Please explain what you mean by "You are in a country where the government expenditure per person to tax is the highest"I do not know what expenditure the government spend on me. I provide my own water, i provide my own security, i provide schooling for my children, i do not get housing or food subsidy. To make thinks worse, i pay 5% vat on all goods and service, i paid 45% import duty on my car, i pay import tax on every thing i consume, i pay company tax, income tax, local government taxes. The government does not give me any thing free of charge, even for driver's licence (a mare ID card), the government charged me over N12,000.


You avoided my questions about the effects a N220 price of fuel would have on inflation and the value of the Naira. If you study all past petroleum increases, the arguments had always been the same, but the economic effects had been a reverse of expectations. Fuel increases always lead to inflation and devaluation of the naira, rendering the increase useless in the first place. At present our manufacturing sector and service sector are groaning under his production costs, increasing energy cost will finally kill off the few industries we have left. The social effect of high energy cost induced inflation is better imagined that experienced. NLC would seek wage increases, Doctors would seek an increase, in fact government would not be able to cope with increased wage demands.

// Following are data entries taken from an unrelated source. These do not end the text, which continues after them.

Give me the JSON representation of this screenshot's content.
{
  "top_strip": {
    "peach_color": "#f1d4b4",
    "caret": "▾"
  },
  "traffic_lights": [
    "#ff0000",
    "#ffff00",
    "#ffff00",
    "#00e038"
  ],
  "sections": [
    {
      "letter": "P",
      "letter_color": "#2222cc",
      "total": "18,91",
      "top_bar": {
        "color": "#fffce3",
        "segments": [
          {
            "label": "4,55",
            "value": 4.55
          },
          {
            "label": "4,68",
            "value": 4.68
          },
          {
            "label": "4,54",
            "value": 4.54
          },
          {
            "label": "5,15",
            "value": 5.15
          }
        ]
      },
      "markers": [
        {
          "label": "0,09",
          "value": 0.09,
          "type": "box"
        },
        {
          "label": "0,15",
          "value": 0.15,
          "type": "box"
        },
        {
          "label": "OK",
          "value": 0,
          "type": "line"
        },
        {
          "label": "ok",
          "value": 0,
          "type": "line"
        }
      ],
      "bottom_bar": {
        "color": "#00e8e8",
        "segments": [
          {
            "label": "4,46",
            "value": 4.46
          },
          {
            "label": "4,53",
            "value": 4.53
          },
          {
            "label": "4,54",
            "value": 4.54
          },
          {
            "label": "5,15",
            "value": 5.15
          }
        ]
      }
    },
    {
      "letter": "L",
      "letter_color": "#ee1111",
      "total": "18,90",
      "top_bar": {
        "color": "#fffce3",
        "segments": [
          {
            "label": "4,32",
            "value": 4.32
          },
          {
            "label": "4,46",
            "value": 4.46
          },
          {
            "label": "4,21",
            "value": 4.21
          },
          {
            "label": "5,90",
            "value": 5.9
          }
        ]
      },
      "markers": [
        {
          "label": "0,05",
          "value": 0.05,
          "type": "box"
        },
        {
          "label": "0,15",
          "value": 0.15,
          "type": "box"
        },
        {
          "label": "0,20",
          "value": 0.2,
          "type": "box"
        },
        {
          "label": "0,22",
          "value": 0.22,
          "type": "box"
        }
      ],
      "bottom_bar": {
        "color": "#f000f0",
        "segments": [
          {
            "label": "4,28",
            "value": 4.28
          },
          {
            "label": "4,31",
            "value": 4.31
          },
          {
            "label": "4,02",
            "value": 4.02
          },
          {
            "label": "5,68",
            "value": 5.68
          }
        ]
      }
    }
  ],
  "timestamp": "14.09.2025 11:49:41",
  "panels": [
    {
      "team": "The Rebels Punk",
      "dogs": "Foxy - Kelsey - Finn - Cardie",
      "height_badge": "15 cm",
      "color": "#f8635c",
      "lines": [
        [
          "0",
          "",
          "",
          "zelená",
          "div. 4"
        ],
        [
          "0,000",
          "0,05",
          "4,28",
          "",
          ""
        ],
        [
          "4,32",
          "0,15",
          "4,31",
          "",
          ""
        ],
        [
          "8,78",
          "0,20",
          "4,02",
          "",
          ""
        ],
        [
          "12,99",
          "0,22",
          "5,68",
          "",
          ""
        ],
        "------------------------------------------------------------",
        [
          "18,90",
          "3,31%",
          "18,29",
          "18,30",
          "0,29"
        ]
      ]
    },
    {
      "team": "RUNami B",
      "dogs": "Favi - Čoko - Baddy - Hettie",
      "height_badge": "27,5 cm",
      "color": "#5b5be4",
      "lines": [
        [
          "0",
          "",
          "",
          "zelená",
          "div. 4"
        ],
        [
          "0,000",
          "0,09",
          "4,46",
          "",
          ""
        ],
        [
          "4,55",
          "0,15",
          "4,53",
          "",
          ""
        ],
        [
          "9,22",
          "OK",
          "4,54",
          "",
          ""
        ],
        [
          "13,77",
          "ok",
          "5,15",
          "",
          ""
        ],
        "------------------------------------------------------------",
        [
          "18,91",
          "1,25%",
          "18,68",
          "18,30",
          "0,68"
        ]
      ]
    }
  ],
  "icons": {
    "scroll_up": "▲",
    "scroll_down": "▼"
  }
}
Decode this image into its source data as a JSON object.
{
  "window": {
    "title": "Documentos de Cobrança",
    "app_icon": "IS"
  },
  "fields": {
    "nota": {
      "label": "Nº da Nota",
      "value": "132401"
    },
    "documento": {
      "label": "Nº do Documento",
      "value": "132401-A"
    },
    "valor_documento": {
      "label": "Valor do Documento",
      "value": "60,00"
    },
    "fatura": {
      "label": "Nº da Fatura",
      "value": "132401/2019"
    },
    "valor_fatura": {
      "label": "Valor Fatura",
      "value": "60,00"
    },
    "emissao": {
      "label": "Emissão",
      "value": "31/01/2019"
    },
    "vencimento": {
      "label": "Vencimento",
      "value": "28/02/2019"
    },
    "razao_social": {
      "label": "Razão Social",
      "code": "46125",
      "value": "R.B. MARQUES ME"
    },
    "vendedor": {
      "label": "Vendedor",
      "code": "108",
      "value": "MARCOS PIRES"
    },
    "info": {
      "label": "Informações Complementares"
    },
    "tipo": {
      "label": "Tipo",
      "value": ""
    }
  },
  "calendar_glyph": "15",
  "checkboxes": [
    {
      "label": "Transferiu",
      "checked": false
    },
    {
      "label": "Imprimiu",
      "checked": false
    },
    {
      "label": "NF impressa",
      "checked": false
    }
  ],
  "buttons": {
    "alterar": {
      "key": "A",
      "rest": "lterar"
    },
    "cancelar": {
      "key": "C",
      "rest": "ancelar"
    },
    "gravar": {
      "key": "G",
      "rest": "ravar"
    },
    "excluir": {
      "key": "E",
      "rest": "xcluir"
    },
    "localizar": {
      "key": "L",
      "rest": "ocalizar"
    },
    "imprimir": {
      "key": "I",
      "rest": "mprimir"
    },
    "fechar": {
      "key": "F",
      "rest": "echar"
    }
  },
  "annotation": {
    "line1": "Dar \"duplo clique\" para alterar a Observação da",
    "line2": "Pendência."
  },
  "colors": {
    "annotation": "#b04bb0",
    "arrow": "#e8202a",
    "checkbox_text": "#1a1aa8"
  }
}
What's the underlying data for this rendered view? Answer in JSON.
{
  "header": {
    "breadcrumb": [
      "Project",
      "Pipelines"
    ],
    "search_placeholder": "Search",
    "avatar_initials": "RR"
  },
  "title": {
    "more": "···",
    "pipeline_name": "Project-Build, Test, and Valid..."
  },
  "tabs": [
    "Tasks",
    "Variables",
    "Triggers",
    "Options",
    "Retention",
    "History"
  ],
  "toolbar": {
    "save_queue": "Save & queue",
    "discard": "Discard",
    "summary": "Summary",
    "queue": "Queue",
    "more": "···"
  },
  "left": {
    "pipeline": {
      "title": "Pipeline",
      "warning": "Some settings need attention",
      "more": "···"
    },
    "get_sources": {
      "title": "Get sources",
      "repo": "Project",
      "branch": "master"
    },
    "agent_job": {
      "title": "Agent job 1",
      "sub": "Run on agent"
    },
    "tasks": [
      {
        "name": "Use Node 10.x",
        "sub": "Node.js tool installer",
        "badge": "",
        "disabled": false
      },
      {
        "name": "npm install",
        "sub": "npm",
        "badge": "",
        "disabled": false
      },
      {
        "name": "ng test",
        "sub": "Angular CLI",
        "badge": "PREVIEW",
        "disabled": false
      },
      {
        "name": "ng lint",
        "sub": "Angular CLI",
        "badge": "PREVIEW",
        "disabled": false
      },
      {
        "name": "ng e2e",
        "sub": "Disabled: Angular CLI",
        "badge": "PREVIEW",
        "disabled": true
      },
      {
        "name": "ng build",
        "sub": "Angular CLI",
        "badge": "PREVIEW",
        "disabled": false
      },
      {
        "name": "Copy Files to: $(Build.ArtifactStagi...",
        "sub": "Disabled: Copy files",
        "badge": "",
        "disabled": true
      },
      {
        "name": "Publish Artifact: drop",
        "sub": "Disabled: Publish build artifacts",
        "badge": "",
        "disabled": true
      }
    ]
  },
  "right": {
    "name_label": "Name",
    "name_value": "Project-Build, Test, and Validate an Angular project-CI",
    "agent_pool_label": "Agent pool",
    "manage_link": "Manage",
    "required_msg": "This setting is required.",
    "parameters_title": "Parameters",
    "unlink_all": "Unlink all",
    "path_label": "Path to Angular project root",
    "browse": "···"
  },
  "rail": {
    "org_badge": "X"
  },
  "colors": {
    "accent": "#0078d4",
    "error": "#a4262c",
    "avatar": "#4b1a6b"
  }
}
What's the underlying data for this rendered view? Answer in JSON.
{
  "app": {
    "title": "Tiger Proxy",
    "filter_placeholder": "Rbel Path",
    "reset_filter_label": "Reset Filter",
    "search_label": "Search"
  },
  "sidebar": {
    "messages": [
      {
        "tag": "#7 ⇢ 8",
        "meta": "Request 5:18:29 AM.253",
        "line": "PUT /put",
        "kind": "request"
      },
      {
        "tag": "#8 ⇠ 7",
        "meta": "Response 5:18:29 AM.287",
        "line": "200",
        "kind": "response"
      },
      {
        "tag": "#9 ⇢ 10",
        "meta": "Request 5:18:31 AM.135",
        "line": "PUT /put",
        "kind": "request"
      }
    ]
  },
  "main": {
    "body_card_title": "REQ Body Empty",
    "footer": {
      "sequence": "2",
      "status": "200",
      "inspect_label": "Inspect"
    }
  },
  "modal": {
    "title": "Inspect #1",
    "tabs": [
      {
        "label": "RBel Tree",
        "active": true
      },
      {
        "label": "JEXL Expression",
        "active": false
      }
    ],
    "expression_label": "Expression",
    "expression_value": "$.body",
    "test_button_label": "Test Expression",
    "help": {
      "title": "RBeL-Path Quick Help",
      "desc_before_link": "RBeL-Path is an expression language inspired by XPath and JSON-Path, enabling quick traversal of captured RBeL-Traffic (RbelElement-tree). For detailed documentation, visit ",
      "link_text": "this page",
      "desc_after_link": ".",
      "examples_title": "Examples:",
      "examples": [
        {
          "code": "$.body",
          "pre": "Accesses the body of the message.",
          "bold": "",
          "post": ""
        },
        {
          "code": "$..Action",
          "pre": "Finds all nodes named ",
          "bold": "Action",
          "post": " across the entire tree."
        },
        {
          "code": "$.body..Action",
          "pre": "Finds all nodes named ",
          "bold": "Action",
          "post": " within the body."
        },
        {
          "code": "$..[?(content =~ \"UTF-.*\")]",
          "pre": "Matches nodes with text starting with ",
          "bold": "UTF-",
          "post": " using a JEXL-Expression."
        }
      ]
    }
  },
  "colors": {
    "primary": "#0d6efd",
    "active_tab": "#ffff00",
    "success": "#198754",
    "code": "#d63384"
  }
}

The state of New York's budget is N15 trillion because a substantial part of its 8.9 million population is rich. Nigeria is poor because a substantial percentage of the population is poor. You cannot have a rich country when its people are poor, this is because the wealth of a people lies with its people and not its natural resources. Nigeria is poor because you and the government believes the country can be rich by selling crude oil alone and disregard its people. No amount of crude oil can make Nigeria rich, Nigeria's actual wealth lies in its 170million population. A high energy price would further impoverish the people thereby further impoverishing Nigeria.